We use cookies and other similar technologies (Cookies) to enhance your experience and to provide you with relevant content and ads. By using our website, you are agreeing to the use of Cookies. You can change your settings at any time. Cookie Policy.


In-Memory Data Grids for Analytics on Fast-Changing Data: A Q&A with William Bain of ScaleOut Software

Originally published December 10, 2012

This BeyeNETWORK spotlight features Ron Powell's interview with William Bain, CEO of ScaleOut Software. Ron and William discuss the many capabilities of in-memory data grids and how they are being used to perform analytics on rapidly changing operational data. 

Bill, for our readers who are not familiar with ScaleOut Software, can you give us an overview of the company?

William Bain: I founded ScaleOut Software in 2003. I previously worked at Microsoft and prior to that I was at Intel’s Supercomputer Systems Division and Bell Laboratories. We introduced our product to the market in January, 2005, and we have products available for both Windows and Linux systems. Our mission is to help customers scale the performance of their applications that handle fast-changing data and help them perform analytics on that data. 

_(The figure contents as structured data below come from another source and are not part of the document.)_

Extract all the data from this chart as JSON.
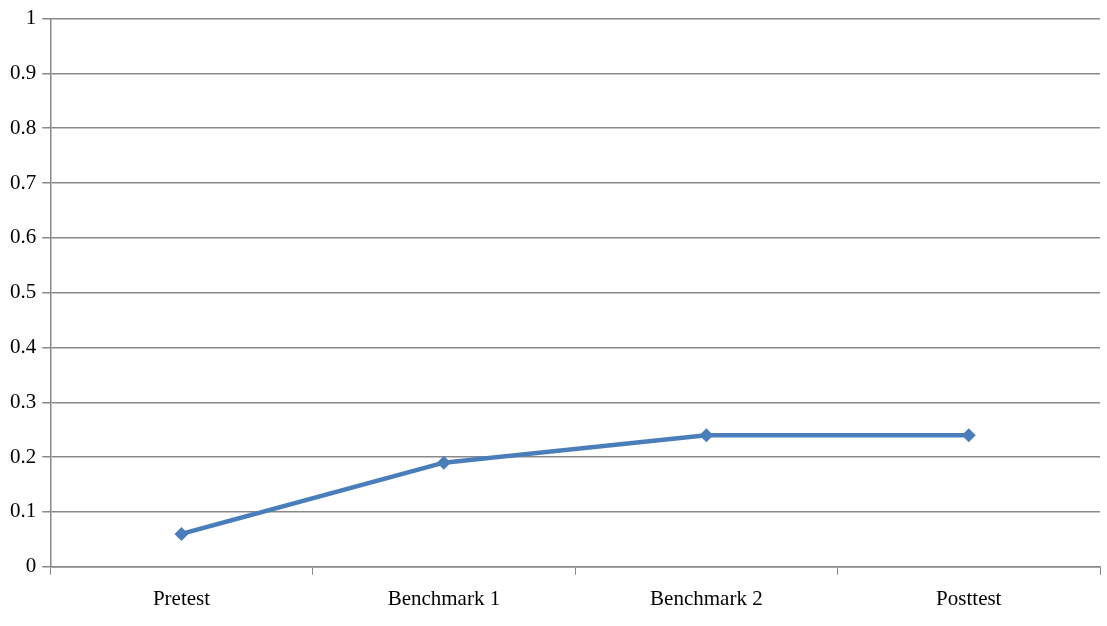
{
  "chart_data": {
    "type": "line",
    "categories": [
      "Pretest",
      "Benchmark 1",
      "Benchmark 2",
      "Posttest"
    ],
    "series": [
      {
        "color": "#4a7ebb",
        "values": [
          0.06,
          0.19,
          0.24,
          0.24
        ]
      }
    ],
    "ylim": [
      0,
      1
    ],
    "yticks": [
      0,
      0.1,
      0.2,
      0.3,
      0.4,
      0.5,
      0.6,
      0.7,
      0.8,
      0.9,
      1
    ],
    "grid": "y",
    "legend": false,
    "marker": "diamond",
    "line_style": "solid"
  }
}
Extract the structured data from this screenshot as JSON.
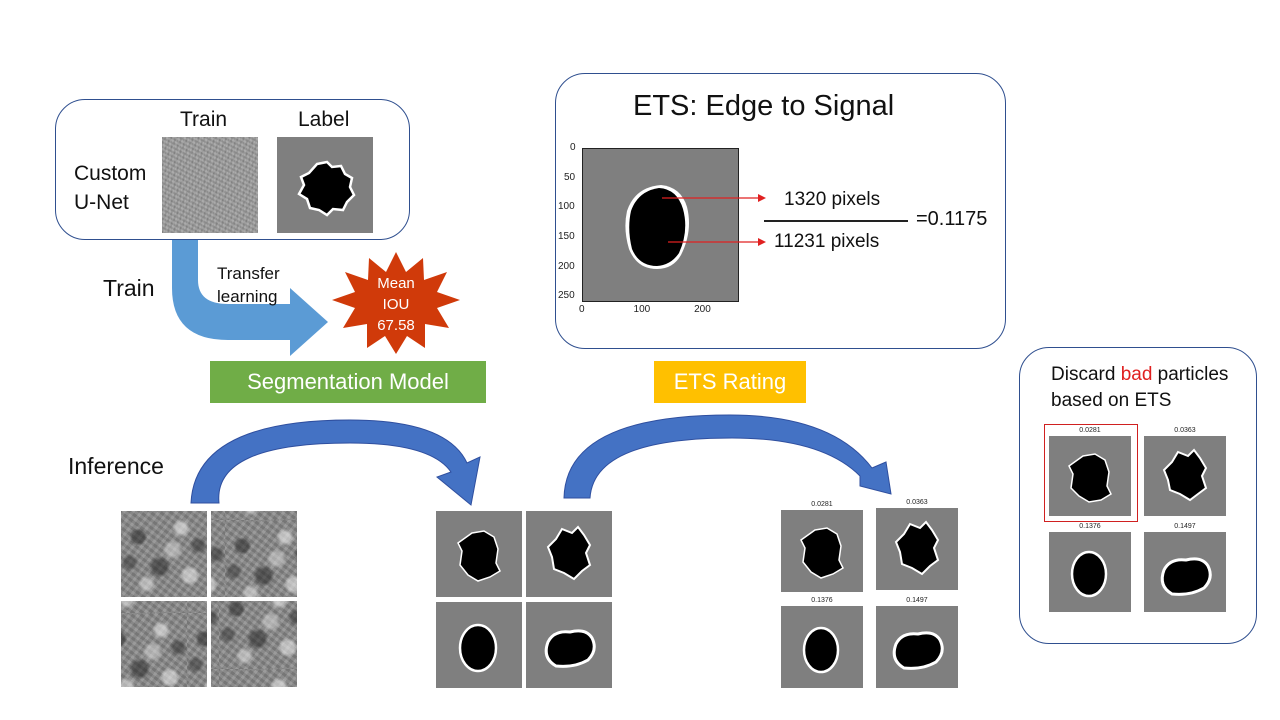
{
  "training": {
    "model_label": "Custom\nU-Net",
    "train_header": "Train",
    "label_header": "Label",
    "train_arrow_label": "Train",
    "transfer_label": "Transfer\nlearning",
    "badge": "Mean\nIOU\n67.58"
  },
  "segmentation_model": {
    "label": "Segmentation Model",
    "color": "#70ad47"
  },
  "ets_rating": {
    "label": "ETS Rating",
    "color": "#ffc000"
  },
  "ets_panel": {
    "title": "ETS: Edge to Signal",
    "numerator": "1320 pixels",
    "denominator": "11231 pixels",
    "result": "=0.1175",
    "y_ticks": [
      "0",
      "50",
      "100",
      "150",
      "200",
      "250"
    ],
    "x_ticks": [
      "0",
      "100",
      "200"
    ]
  },
  "inference": {
    "label": "Inference"
  },
  "ets_scores": [
    "0.0281",
    "0.0363",
    "0.1376",
    "0.1497"
  ],
  "discard_panel": {
    "text_before": "Discard ",
    "text_highlight": "bad",
    "text_after": " particles",
    "line2": "based on ETS",
    "highlight_color": "#e02020"
  },
  "colors": {
    "arrow_blue": "#4472c4",
    "arrow_dark": "#2f4f9f",
    "train_arrow": "#5b9bd5",
    "badge_fill": "#d03a0a",
    "pointer_red": "#e02020"
  }
}
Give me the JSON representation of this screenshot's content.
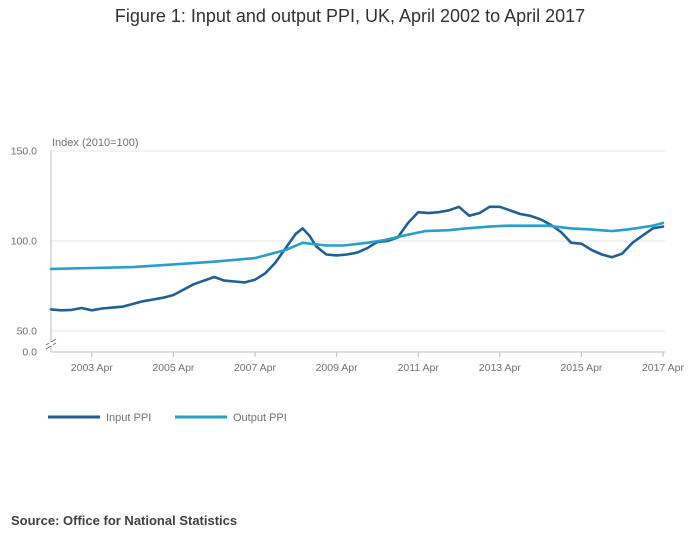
{
  "chart_data": {
    "type": "line",
    "title": "Figure 1: Input and output PPI, UK, April 2002 to April 2017",
    "ylabel": "Index (2010=100)",
    "ylim": [
      0,
      150
    ],
    "y_ticks": [
      "0.0",
      "50.0",
      "100.0",
      "150.0"
    ],
    "y_axis_break": true,
    "x_ticks": [
      "2003 Apr",
      "2005 Apr",
      "2007 Apr",
      "2009 Apr",
      "2011 Apr",
      "2013 Apr",
      "2015 Apr",
      "2017 Apr"
    ],
    "x_range": [
      "2002-04",
      "2017-04"
    ],
    "grid": true,
    "legend_position": "bottom-left",
    "series": [
      {
        "name": "Input PPI",
        "color": "#206095",
        "points": [
          [
            "2002-04",
            62
          ],
          [
            "2002-07",
            61.5
          ],
          [
            "2002-10",
            61.7
          ],
          [
            "2003-01",
            62.8
          ],
          [
            "2003-04",
            61.5
          ],
          [
            "2003-07",
            62.5
          ],
          [
            "2003-10",
            63
          ],
          [
            "2004-01",
            63.5
          ],
          [
            "2004-04",
            65
          ],
          [
            "2004-07",
            66.5
          ],
          [
            "2004-10",
            67.5
          ],
          [
            "2005-01",
            68.5
          ],
          [
            "2005-04",
            70
          ],
          [
            "2005-07",
            73
          ],
          [
            "2005-10",
            76
          ],
          [
            "2006-01",
            78
          ],
          [
            "2006-04",
            80
          ],
          [
            "2006-07",
            78
          ],
          [
            "2006-10",
            77.5
          ],
          [
            "2007-01",
            77
          ],
          [
            "2007-04",
            78.5
          ],
          [
            "2007-07",
            82
          ],
          [
            "2007-10",
            88
          ],
          [
            "2008-01",
            96
          ],
          [
            "2008-04",
            104
          ],
          [
            "2008-06",
            107
          ],
          [
            "2008-08",
            103
          ],
          [
            "2008-10",
            97
          ],
          [
            "2009-01",
            92.5
          ],
          [
            "2009-04",
            92
          ],
          [
            "2009-07",
            92.5
          ],
          [
            "2009-10",
            93.5
          ],
          [
            "2010-01",
            96
          ],
          [
            "2010-04",
            99.5
          ],
          [
            "2010-07",
            100
          ],
          [
            "2010-10",
            102
          ],
          [
            "2011-01",
            110
          ],
          [
            "2011-04",
            116
          ],
          [
            "2011-07",
            115.5
          ],
          [
            "2011-10",
            116
          ],
          [
            "2012-01",
            117
          ],
          [
            "2012-04",
            119
          ],
          [
            "2012-07",
            114
          ],
          [
            "2012-10",
            115.5
          ],
          [
            "2013-01",
            119
          ],
          [
            "2013-04",
            119
          ],
          [
            "2013-07",
            117
          ],
          [
            "2013-10",
            115
          ],
          [
            "2014-01",
            114
          ],
          [
            "2014-04",
            112
          ],
          [
            "2014-07",
            109
          ],
          [
            "2014-10",
            105
          ],
          [
            "2015-01",
            99
          ],
          [
            "2015-04",
            98.5
          ],
          [
            "2015-07",
            95
          ],
          [
            "2015-10",
            92.5
          ],
          [
            "2016-01",
            91
          ],
          [
            "2016-04",
            93
          ],
          [
            "2016-07",
            99
          ],
          [
            "2016-10",
            103
          ],
          [
            "2017-01",
            107
          ],
          [
            "2017-04",
            108
          ]
        ]
      },
      {
        "name": "Output PPI",
        "color": "#27a0cc",
        "points": [
          [
            "2002-04",
            84.5
          ],
          [
            "2003-04",
            85
          ],
          [
            "2004-04",
            85.5
          ],
          [
            "2005-04",
            87
          ],
          [
            "2006-04",
            88.5
          ],
          [
            "2007-04",
            90.5
          ],
          [
            "2008-01",
            95
          ],
          [
            "2008-06",
            99
          ],
          [
            "2009-01",
            97.5
          ],
          [
            "2009-06",
            97.5
          ],
          [
            "2010-01",
            99
          ],
          [
            "2010-06",
            100.5
          ],
          [
            "2011-01",
            103.5
          ],
          [
            "2011-06",
            105.5
          ],
          [
            "2012-01",
            106
          ],
          [
            "2012-06",
            107
          ],
          [
            "2013-01",
            108
          ],
          [
            "2013-06",
            108.5
          ],
          [
            "2014-01",
            108.5
          ],
          [
            "2014-06",
            108.5
          ],
          [
            "2015-01",
            107
          ],
          [
            "2015-06",
            106.5
          ],
          [
            "2016-01",
            105.5
          ],
          [
            "2016-06",
            106.5
          ],
          [
            "2017-01",
            108.5
          ],
          [
            "2017-04",
            110
          ]
        ]
      }
    ],
    "source_label": "Source:",
    "source_text": "Office for National Statistics"
  }
}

I have had a career focus in parallel computing, and so what I am trying to do with this company is to bring parallel computing techniques to the problems of scaling application performance and analytics. That is really what ScaleOut Software is all about.

Bill, ScaleOut Software utilizes an in-memory data grid. Can you explain to our audience what that is?

William Bain: An in-memory data grid (IMDG) is a software technology – middleware software actually – that helps applications scale performance and perform analytics on fast-changing data. It is designed to run across a set of servers. An application accesses an in-memory data grid just the way it would access a file system or a database server. The IMDG’s goal is to offload database servers and file systems by holding data in-memory, and stored data is replicated to other servers to maintain high availability in case of a failure. It allows the application to store fast-changing data with scalable capacity and throughput, and it makes the data shareable by all servers that are accessing it. An IMDG solves the problem of shipping data between servers and also solves the problem of handling a large volume of fast-changing data without having to push that data into a database server or a file system to hold it. 

An in-memory data grid has two other important capabilities. It can allow data that is changing rapidly to be accessed from multiple geographic sites or replicate data to remote sites for disaster recovery. It also incorporates an integrated analytics engine so all of the data that’s churning inside of the grid can be analyzed in real time while it is being updated by the application.

Our audience is very focused on analytics. What makes the in-memory data grid a good foundation for analytics computing and what are the benefits?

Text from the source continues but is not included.